There are two major problems with this culture of working for free, the most pressing of which is, to my mind, the way it makes journalism an elitist industry. The average person comes out of university saddled with tens of thousands of pounds worth of debt, and can’t afford to keep working for nothing until they finally land a job they actually want. The only people who can afford to this – and these are largely the people who could also afford to go to university – are those who can rely on the bank of mum and dad to bail them out. Journalism is increasingly becoming a luxury career, one only available to the middle and upper classes, and this simply is not right. Privilege alone does not make a good writer, and newspapers and websites alike would do well to remember this. By refusing to pay interns, they are denying would be journalists no less talented than their richer peers the opportunity to succeed in their field. They are denying themselves the opportunity to publish some of the best up and coming writers in the country. And they are denying people the ability to dream big, because they are unabashedly promoting the mantra that money makes the world go round, and that anybody without it may as well not bother.

The second issue with the incessant debate, and then re-debate, about unpaid internships is that they never actually come from the mouths of babes. I cannot begin to express how disappointing I find it that the mainstream press occasionally opts to berate those who do not pay their interns – yet it is never the interns who get the chance to speak up on a national platform. It is the staffers at these publications who get to boost their own profile as apparent do-gooders and do what they’re paid to do, rather than those actually in the thick of the unethical process. If you want a real story, go to the heart of the source – not to unaffected observers. I studied philosophy as part of my degree (bear with me here), and an issue we often discussed was whether knowledge could ever really be complete without first-hand experience. For example, can Prince Charles ever really know how black slaves felt in colonial America? He might have read every history book on the planet, but surely no amount of literature can ever compensate for  what it feels like to be the target of injustice. Similarly, although of course on a far lesser scale, nothing written by full time paid journalists can ever truly encapsulate what it feels like to slog your guts out for free and spend every penny you have pursuing a career dream that may ultimately come to nothing.
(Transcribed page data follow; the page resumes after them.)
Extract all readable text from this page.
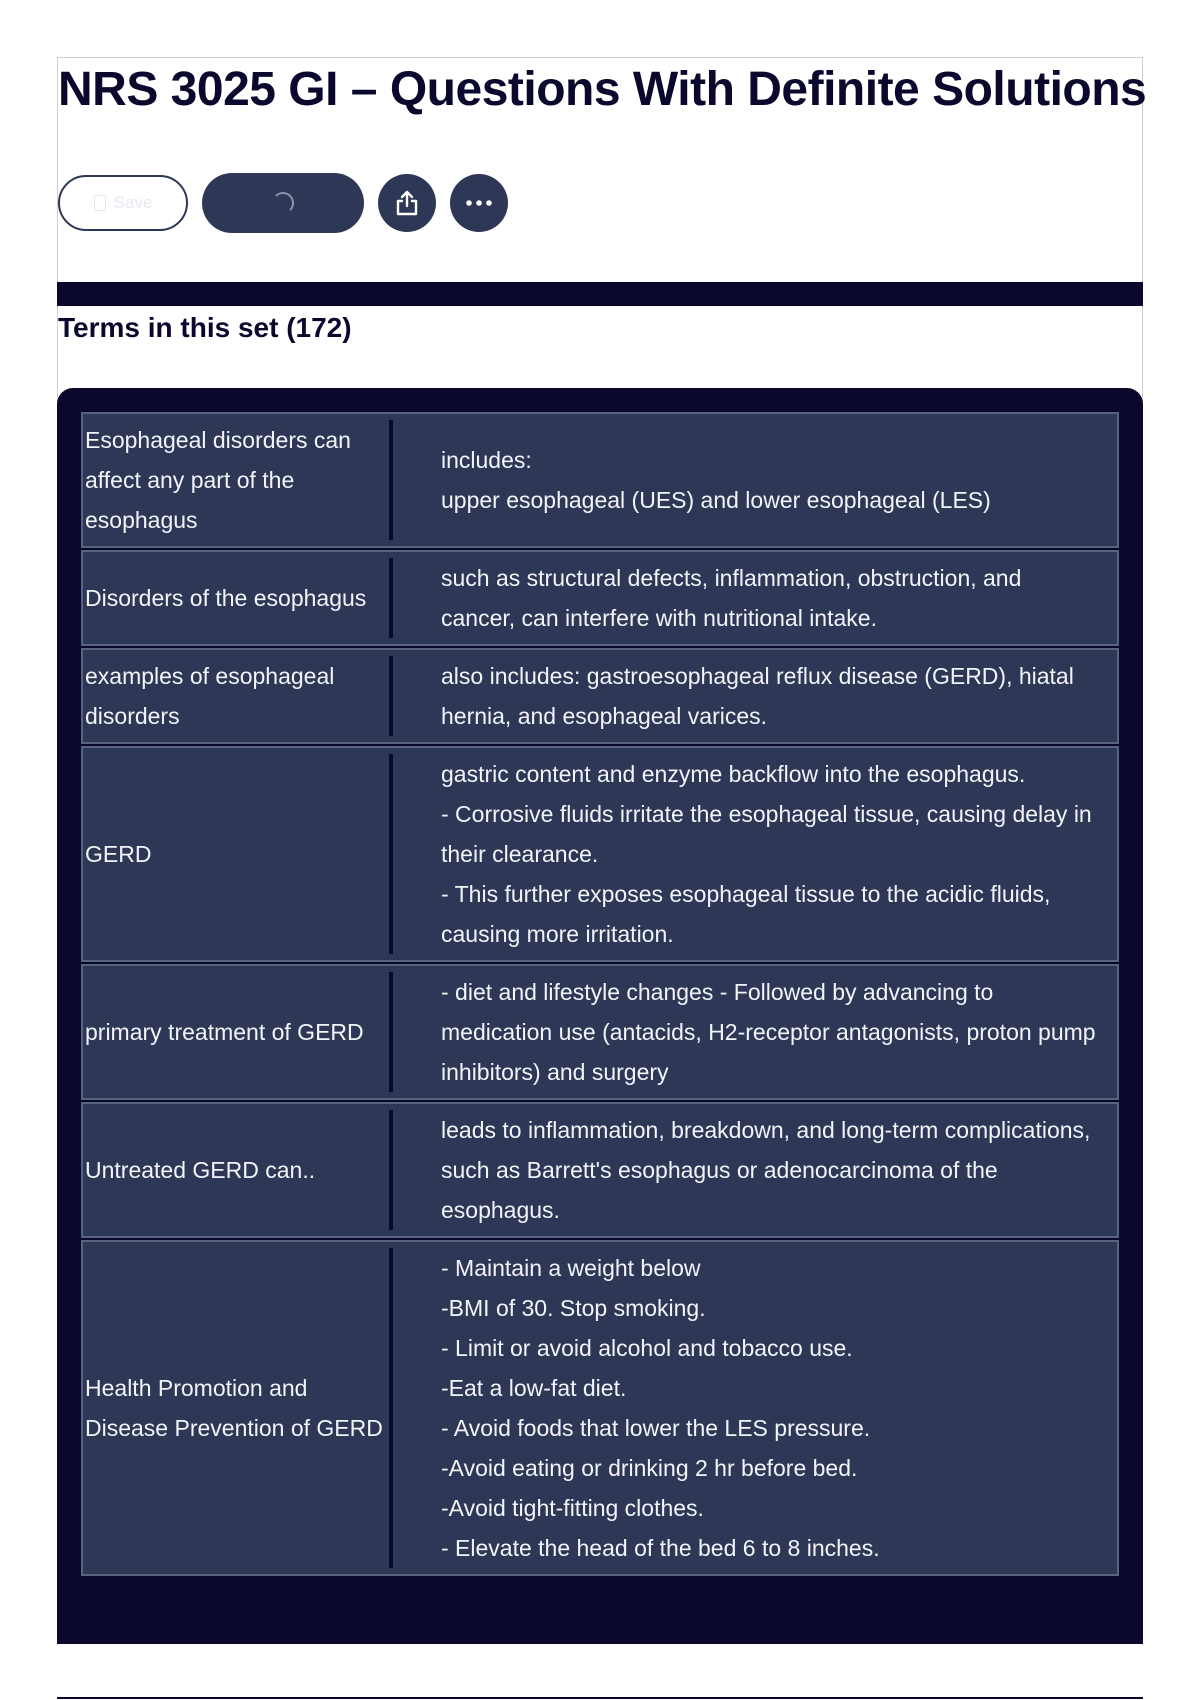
NRS 3025 GI – Questions With Definite Solutions
Save
Terms in this set (172)
Esophageal disorders can affect any part of the esophagus
includes:
upper esophageal (UES) and lower esophageal (LES)
Disorders of the esophagus
such as structural defects, inflammation, obstruction, and cancer, can interfere with nutritional intake.
examples of esophageal disorders
also includes: gastroesophageal reflux disease (GERD), hiatal hernia, and esophageal varices.
GERD
gastric content and enzyme backflow into the esophagus.
- Corrosive fluids irritate the esophageal tissue, causing delay in their clearance.
- This further exposes esophageal tissue to the acidic fluids, causing more irritation.
primary treatment of GERD
- diet and lifestyle changes - Followed by advancing to medication use (antacids, H2-receptor antagonists, proton pump inhibitors) and surgery
Untreated GERD can..
leads to inflammation, breakdown, and long-term complications, such as Barrett's esophagus or adenocarcinoma of the esophagus.
Health Promotion and Disease Prevention of GERD
- Maintain a weight below
-BMI of 30. Stop smoking.
- Limit or avoid alcohol and tobacco use.
-Eat a low-fat diet.
- Avoid foods that lower the LES pressure.
-Avoid eating or drinking 2 hr before bed.
-Avoid tight-fitting clothes.
- Elevate the head of the bed 6 to 8 inches.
Since graduating with a 2:1 in an academic degree from a Redbrick university in summer 2012, I have had a few writing gigs that have cumulatively earned me around £1500. That’s £1500 in around seven months. I spent the last three of those in New York, again interning on a newspaper where I didn’t even have the luxury of reimbursed travel (this has also happened to me at nationals in England), let alone payment for the dozens of articles they happily churned out with my name on them. The way I see it, if I’m decent enough to be published, I should be getting paid for it. And yet, like so many others in my shoes, we continue desperately fighting each other for unpaid positions because, quite frankly, the only other option is giving up. I’m lucky to have parents who recognise how hard I have worked for eight years (yes, I had my first article published aged 13) and thus are just about holding off on forcing me into the job centre, but not everyone has this privilege, and publications hiring interns are intelligent enough to know this. The only way of restoring justice to this system is for newspapers and the like to fix up and start doing the right thing. People shouldn’t be punished for wanting to be journalists, they should be encouraged, and the current climate of unpaid labour is doing the exact opposite.